8月15日(金)
【相場概況】

【売買代金】

【米株市況】

【個別銘柄】

荏原(6361)が急反発し、上場来高値を更新しています。

同社は、14日、2025年12月期(今期)の連結営業利益(国際会計基準)が前期比5%増の1,025億円になりそうだと発表しました。
従来予想(4%増の1,015億円)から上方修正しています。
業績が堅調なことに加え、自己株式を除く発行済み株式総数の1.97%にあたる909万909株、200億円を上限とする自社株買いも発表しました。

海外で半導体市場向けの製品やサービスが伸び、14日発表した2025年1~6月期の連結決算は営業利益が前年同期比25%増の500億円となり、440億円程度とみられていた市場予想を大きく上回りました。

1~6月期の受注高は13%増の4,513億円となり、市場では「今期利益計画のさらなる上振れ期待が高まった」(国内証券)との見方が聞かれています。

コンヴァノ(6574)がストップ高まで買われ、上場来高値を更新しています。

同社は、14日取引終了後、2026年3月期の業績予想の修正を発表しました。
営業利益は従来の15億2,000万円から30億3,500万円(前期は1億3,500万円)と大幅増額しています。
同社は首都圏・関東エリアを中心にネイルサロンを展開していますが、低価格かつスピーディーなサービスを特長としており、回転率の向上によって利益の伸びが顕著となっているようです。
急騰習性のある銘柄で、株価は差し引き45万株超の買い物を残して終わっていますので、休み明けは大きく新値を更新した値動きからスタートしそうです。

Abalance(3856)がストップ高まで買われ、年初来高値を更新しています。

同社は14日引け後に、4~6月期の連結決算を発表しました。
売上高は362億5,100万円、純利益は11億7,200万円で着地しています。
前期が変則決算のため前年同期との比較はありませんが、純利益ベースで通期計画30億円に対する進捗率は40%近くに膨らんでいます。
ベトナムに拠点を持つ主力の太陽光パネル製造事業で、米相互関税を巡って米国向けで前倒し需要が発生したほか、インドを中心としたアジア向けの販売が堅調だったようです。
株価は中長期目線でのソーサーボトムから脱することができるか注目されます。
【本日のトピック】


さて、本日は15日に発表になった米7月輸入物価指数に注目したいと思います。
普段は、あまり重要視されてない経済指標ですが、トランプ関税の物価に与える影響を読み解く上でCPI(消費者物価指数)やPPI(生産者物価指数)の先行指標になる経済指標ですのでおさえておきたいところです。

米輸入物価指数で注目されるのは、価格変動の大きい石油を除いた統計(Nonfuel imports)です。
私は普段みんかぶの経済指標を見ているのですが、なぜか石油を除いた統計は載ってませんので、今回は米労働省労働統計局のサイトに載っている表を載せています。
それのIMPORT欄のNonfuel importsを見れば、7月の2023年~2024年の伸び率が1.3%だったのに対し、2024年~2025年の伸び率は0.9%に下がっていることがわかります。
月別でみてもトランプ関税が始まっている4月からの動きを見ても0.3%程度の伸びで、今のところトランプ関税は輸入物価に大きな影響は与えていないと言えそうです。
この指標を見ておけば、CPIやPPIを占う上でも役立ちそうですね。

輸入物価に関税の影響が見られないということは、少なくとも今のところ、海外の輸出業者が相応に値引きして、米国へ輸出しているということが想像できます。

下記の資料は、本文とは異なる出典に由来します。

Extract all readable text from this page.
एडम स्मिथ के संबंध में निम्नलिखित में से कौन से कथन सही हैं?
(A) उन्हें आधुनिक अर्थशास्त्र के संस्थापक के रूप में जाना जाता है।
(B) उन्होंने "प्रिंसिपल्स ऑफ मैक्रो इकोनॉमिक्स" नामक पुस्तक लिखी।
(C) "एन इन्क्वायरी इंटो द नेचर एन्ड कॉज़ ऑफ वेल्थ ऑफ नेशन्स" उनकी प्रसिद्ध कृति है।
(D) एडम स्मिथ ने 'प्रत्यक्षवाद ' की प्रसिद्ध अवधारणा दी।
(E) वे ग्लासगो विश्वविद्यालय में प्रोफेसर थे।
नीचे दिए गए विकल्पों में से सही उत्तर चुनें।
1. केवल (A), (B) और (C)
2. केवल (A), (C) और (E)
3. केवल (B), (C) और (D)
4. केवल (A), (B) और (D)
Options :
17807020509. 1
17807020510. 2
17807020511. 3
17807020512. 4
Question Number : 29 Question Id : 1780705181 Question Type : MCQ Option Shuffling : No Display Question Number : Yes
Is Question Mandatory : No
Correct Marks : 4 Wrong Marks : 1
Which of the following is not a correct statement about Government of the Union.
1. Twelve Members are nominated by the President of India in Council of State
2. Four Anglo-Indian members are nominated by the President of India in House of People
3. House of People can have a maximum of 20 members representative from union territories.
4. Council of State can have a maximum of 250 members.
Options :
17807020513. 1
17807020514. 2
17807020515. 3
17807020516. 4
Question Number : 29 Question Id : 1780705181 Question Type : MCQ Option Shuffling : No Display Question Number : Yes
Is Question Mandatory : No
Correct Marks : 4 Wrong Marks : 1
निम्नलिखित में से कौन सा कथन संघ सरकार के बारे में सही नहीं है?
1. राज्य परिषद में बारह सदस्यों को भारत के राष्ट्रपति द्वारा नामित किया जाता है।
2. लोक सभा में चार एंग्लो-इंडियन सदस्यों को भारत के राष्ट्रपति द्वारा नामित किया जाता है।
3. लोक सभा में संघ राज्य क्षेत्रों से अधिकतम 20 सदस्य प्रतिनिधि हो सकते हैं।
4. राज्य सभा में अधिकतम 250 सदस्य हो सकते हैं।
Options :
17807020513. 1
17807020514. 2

この流れは、日本株の銘柄物色にも影響を与えてきているようです。
上記のチャートは日経外需50指数を日経内需50指数で割ったものですが、上に向かえば外需系が強く、下に向かうと内需系が好調であることを示しています。
8月は内需系が強含んでいることがわかります。

実際、日経内需50のチャートは非常に強い上昇になっています。

日経内需50指数の中で、過去1ヶ月間でトップ10を調べると、トップの東京電力ホールディングス(9501)の43.27%を筆頭に、かなりいいパフォーマンスを叩きだしていることがわかります。
米輸入物価が上昇しない間は、内需株主導の相場になるのかもしれません。
トランプ関税は主な輸出企業に約3.5兆円もの減益要因になるという分析もあります。
なるほど、外需系に手をだせないというのもそうだよなーと思います。
一方で、TOTO(5332)のように、関税分値上げしても絶好調というような会社もあります。
「値上げしても意外に売れる」ということになれば、値上げのピッチも上がるでしょうし、外需系銘柄の見方も変わるかもしれません。
米輸入物価指数を見ながら、外需系を仕込むタイミングを計るというのも一考かもしれません。